Note: When you look at this graph, observe that it is using a logarithmic scale. I was forced to do this, because in the worst case, the Array was so much slower than the Dictionary that it made the rest of the graph completely useless.

What can we infer from this chart?

  1. We see an interesting pattern repeated for each "band" of customer size:

    • The first two sizes of Orders (i.e. number of lookups) are quicker with the Array.
    • For lookups greater than 10, the Dictionary becomes quicker.

    In other words, as long as you have relatively few lookups to perform - somewhere less than 100 - an array is quicker, because the cost of constructing the dictionary outweighs the benefits of the faster lookups.

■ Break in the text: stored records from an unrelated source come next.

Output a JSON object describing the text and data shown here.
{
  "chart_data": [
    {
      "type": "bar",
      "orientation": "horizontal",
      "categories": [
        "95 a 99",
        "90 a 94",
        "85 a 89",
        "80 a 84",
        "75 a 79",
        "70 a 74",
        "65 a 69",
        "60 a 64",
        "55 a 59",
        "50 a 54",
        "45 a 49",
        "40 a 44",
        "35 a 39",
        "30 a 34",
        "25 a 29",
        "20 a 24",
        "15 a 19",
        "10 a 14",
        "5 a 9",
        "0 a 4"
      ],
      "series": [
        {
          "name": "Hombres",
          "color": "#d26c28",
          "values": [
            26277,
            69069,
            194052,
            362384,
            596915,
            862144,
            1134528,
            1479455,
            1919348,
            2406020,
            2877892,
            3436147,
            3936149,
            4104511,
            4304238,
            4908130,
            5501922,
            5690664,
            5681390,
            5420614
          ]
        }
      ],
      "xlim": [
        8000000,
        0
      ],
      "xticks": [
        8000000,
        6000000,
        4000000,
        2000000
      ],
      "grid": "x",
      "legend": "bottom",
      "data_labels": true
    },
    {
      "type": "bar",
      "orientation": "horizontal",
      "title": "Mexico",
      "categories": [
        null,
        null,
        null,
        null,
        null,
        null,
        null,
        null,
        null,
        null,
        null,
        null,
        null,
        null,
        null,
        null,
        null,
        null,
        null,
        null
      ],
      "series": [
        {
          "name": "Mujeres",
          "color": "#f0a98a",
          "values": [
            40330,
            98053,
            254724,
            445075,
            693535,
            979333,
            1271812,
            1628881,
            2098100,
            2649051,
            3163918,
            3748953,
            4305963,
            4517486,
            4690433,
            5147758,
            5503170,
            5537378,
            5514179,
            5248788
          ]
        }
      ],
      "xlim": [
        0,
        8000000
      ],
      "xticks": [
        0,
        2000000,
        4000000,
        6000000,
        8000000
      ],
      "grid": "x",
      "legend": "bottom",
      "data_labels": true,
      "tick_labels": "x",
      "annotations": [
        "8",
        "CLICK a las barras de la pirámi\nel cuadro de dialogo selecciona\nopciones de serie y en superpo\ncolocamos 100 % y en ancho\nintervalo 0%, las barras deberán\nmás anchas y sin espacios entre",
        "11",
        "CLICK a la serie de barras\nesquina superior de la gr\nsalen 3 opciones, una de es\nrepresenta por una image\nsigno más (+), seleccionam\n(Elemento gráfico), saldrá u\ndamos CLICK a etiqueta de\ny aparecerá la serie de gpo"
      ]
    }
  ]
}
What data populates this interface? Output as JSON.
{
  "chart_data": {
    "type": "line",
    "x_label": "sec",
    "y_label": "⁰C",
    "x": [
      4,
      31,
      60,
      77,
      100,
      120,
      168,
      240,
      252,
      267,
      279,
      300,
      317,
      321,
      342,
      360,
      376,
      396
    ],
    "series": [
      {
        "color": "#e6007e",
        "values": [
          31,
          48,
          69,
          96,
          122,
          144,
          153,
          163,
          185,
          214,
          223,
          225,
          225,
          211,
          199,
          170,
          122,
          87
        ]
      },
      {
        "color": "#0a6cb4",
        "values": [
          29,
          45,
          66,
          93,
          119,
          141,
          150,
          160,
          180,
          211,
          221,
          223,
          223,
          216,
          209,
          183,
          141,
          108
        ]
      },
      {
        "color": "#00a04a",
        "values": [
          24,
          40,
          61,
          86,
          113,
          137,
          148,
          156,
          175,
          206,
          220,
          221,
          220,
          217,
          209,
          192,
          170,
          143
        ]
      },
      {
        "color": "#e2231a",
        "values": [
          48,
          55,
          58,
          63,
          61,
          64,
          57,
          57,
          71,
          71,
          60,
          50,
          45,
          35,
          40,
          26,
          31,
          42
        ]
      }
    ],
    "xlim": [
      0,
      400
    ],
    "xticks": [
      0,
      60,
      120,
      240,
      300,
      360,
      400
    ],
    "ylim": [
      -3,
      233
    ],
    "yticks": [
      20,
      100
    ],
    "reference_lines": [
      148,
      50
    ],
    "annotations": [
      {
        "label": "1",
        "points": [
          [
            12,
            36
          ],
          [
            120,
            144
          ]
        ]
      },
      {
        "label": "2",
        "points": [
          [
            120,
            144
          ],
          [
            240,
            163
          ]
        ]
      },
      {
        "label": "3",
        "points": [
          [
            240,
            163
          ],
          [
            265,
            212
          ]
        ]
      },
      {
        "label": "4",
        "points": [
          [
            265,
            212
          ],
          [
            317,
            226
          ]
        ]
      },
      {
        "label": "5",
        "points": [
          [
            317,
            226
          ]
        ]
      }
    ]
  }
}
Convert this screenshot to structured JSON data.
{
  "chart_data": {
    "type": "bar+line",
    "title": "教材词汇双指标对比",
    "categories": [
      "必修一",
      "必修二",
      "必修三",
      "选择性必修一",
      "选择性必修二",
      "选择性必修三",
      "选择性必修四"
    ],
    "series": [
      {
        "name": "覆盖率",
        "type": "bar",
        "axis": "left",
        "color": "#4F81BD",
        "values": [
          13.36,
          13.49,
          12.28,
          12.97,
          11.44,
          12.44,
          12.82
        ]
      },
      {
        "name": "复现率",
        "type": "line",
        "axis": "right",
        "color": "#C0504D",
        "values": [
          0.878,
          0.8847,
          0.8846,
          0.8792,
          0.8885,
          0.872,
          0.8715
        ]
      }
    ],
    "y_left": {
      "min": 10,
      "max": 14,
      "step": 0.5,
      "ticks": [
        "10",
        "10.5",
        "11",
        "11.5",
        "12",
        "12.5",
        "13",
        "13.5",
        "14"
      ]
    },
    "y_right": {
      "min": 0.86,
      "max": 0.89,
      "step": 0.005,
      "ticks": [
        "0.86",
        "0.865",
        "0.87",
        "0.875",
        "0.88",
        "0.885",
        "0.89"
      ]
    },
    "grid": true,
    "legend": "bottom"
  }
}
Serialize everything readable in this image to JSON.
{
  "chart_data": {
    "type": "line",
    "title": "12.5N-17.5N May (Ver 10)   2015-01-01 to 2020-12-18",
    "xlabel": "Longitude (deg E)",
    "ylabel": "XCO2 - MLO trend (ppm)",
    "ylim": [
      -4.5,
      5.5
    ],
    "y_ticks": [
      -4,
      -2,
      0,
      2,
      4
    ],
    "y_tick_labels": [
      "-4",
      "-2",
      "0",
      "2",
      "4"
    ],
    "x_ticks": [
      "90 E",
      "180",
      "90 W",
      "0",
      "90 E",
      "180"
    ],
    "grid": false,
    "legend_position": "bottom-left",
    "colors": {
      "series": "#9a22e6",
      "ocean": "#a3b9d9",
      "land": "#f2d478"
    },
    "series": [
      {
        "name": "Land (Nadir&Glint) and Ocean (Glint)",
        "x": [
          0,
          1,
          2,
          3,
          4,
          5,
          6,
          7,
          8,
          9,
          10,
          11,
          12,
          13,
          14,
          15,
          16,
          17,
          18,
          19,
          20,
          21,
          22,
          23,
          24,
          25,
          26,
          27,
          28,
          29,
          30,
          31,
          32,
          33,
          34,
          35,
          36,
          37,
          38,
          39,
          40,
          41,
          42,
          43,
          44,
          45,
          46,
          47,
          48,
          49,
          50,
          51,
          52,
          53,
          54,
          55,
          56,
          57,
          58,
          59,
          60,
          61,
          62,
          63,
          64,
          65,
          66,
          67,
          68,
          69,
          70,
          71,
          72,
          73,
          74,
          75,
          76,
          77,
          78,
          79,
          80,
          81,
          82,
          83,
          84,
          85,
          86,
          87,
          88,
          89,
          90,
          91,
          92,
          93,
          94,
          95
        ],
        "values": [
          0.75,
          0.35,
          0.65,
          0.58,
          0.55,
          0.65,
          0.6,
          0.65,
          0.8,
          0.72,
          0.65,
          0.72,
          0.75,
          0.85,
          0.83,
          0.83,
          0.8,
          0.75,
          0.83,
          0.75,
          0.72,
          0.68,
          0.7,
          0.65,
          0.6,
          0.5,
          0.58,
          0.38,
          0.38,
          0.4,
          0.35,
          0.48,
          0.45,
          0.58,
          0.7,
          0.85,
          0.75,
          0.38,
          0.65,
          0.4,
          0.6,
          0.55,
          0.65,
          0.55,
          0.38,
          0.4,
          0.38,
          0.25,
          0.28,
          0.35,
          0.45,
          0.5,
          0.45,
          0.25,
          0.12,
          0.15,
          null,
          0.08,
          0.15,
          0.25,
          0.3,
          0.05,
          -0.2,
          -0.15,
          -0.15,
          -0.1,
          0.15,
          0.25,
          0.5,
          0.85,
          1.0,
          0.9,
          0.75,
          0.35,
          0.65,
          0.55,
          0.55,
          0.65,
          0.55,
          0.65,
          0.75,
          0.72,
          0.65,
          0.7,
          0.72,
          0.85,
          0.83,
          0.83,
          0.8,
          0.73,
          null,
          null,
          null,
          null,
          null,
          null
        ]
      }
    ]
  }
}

  2. The performance of the array lookup scales proportionally to the size of the array. Given what we know about the way that find works, this is unsurprising but it's worth remembering: a collection 10x as large as another one will take 10x as long to find an element.
  3. As the number of customers grows the performance of the array becomes very slow in comparison to the Dictionary. In the worst case (10k orders and 100k customers), it takes the array nearly 200 times longer than the dictionary to perform the same number of lookups - 16.53ms vs 3.2 seconds.

Conclusion

Choosing the right collection data structure is important not only for correctness and ergonomics, but also has performance implications. We've seen here how, if you're performing more than just a few lookups, a Dictionary will outperform an Array - so the next time you're performing a find within a for loop, think again!

As with all artificial benchmarks, take this article with a pinch of salt. The benchmark uses simplistic data (strings) to test out several data structures. However, many factors can impact the performance of these data structures - integers behave differently to strings which behave differently to Records etc. The best benchmarks you should do are ones that work for you and your specific scenarios - there is no one size fits all.